Beginning in 2004, Norfolk acquired small vacant lots throughout the city. A total of 457 such lots – narrow and odd-shaped ones too small for building on – were seized and they now represent about 25% of the property that the city owns.
According to an article in Sunday’s Virginian Pilot, the property was put in a program called GEM – “not an acronym, but rather a description of the jewels the city hoped to create.” Unfortunately, that hasn’t been happening.
Norfolk hasn’t sold a single property in the past two years, despite a list of willing buyers. The city also has been stuck with maintaining more than 450 parcels, none of which creates tax revenue.
[…]
A growing number of angry developers and residents eager to purchase properties complain that the city has dragged its feet.
I can understand the city wanting to acquire some of these lots for future expansion plans. And I understand that some of the lots simply are not salable. But for the most part, it appears that the city has failed to act to dispose of the lots – and get them back on the tax rolls – in a reasonable time frame.
…staffers in the design center have examined more than 50 applications and have recommended that the City Council approve most of them.
[…]
The city’s Redevelopment and Housing Authority has asked for more than two years to buy lots in Park Place that, when combined with other properties the agency owns, could be used to build about a dozen new homes.
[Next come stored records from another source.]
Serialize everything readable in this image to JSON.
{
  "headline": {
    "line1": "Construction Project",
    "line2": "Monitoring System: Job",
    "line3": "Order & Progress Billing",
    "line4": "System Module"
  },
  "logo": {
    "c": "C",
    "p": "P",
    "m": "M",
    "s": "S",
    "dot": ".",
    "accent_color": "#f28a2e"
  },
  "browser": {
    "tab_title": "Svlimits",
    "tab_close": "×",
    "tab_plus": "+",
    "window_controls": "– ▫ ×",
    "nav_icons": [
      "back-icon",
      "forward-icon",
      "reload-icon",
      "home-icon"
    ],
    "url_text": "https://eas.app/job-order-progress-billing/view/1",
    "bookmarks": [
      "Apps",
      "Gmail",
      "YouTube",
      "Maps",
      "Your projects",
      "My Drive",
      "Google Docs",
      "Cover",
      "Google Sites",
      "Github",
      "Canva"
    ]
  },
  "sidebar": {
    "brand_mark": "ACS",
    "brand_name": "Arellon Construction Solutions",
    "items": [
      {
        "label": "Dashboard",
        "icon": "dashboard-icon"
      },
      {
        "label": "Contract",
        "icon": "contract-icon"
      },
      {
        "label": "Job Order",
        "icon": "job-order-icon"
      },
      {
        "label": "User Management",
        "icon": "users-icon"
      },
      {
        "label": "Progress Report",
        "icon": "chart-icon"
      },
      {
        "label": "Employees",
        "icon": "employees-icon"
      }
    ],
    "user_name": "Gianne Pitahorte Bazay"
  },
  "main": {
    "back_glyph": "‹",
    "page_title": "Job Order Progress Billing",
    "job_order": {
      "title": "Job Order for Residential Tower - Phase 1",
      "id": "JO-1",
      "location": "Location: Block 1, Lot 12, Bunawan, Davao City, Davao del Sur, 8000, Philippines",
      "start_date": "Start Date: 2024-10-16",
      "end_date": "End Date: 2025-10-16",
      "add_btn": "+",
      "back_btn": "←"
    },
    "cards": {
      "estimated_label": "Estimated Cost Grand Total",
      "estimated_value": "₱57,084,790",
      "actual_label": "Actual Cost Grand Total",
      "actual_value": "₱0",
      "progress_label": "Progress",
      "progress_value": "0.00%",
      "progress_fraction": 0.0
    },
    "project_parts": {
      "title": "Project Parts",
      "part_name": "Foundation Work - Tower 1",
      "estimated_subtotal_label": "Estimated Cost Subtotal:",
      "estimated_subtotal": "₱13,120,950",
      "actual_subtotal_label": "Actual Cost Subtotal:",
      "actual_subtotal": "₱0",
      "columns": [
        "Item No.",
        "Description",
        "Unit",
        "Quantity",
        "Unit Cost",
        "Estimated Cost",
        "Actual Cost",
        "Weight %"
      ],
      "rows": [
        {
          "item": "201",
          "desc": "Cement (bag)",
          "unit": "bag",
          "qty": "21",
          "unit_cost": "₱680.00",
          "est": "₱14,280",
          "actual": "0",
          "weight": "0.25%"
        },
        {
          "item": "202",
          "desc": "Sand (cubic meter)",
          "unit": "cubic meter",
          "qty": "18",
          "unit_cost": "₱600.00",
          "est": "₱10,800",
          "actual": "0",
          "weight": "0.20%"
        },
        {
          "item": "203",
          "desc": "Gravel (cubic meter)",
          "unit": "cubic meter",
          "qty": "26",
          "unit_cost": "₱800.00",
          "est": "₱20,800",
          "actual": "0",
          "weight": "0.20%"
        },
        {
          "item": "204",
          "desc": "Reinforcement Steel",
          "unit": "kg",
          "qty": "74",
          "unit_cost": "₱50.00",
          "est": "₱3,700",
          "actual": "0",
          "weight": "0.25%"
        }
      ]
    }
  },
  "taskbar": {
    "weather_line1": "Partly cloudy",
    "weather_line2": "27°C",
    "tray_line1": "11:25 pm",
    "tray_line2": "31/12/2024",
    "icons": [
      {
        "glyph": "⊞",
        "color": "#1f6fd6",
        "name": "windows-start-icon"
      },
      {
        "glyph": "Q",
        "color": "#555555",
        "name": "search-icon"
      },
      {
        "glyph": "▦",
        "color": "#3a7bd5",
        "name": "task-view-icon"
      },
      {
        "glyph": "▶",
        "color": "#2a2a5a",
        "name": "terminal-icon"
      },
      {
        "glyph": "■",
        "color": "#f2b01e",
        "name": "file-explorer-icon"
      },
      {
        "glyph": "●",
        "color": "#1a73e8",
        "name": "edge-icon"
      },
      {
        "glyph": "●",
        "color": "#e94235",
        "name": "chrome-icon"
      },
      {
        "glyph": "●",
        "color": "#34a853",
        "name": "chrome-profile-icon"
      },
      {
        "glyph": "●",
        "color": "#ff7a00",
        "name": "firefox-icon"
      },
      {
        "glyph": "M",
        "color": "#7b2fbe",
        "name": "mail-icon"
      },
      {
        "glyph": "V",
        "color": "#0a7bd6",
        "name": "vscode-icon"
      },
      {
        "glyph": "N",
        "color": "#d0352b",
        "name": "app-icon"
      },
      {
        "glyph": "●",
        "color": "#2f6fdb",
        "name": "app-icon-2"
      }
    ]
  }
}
NRHA’s project alone would add roughly $25,000 to city real estate tax revenues each year.
But the agency’s request has sat waiting for council approval for 14 months.
And why would that be?
“It’s a busy world, and quite frankly, I haven’t had the time,” Assistant City Manager Stanley Stein said last week.
Haven’t had time or was getting rid of the lots not a priority? With the real estate boom having come and gone, I have to wonder how much revenue the city lost by not getting rid of these lots sooner. And given the current economic climate, I have to wonder what the city will receive if and when they are sold. These lots – 351 of them have been deemed salable – are costing us money, both in terms of revenue lost and expenses to maintain. The lots are less of a GEM than they are an albatross to the citizens of Norfolk. It’s time to get moving on getting them sold.
Sounds like some serious mismanagement there. If there really are lists of interested buyers, I imagine that you could easily fund the management of the sales from the sales themselves. Another thing that comes to mind is whether, umm, “friends” of the city have been asking them to hold off while various development projects (that could benefit from these parcels) are planned and financed.
I’m normally not one for conspiracy theories, but the last sentence of MB’s comment was the first thing I thought of.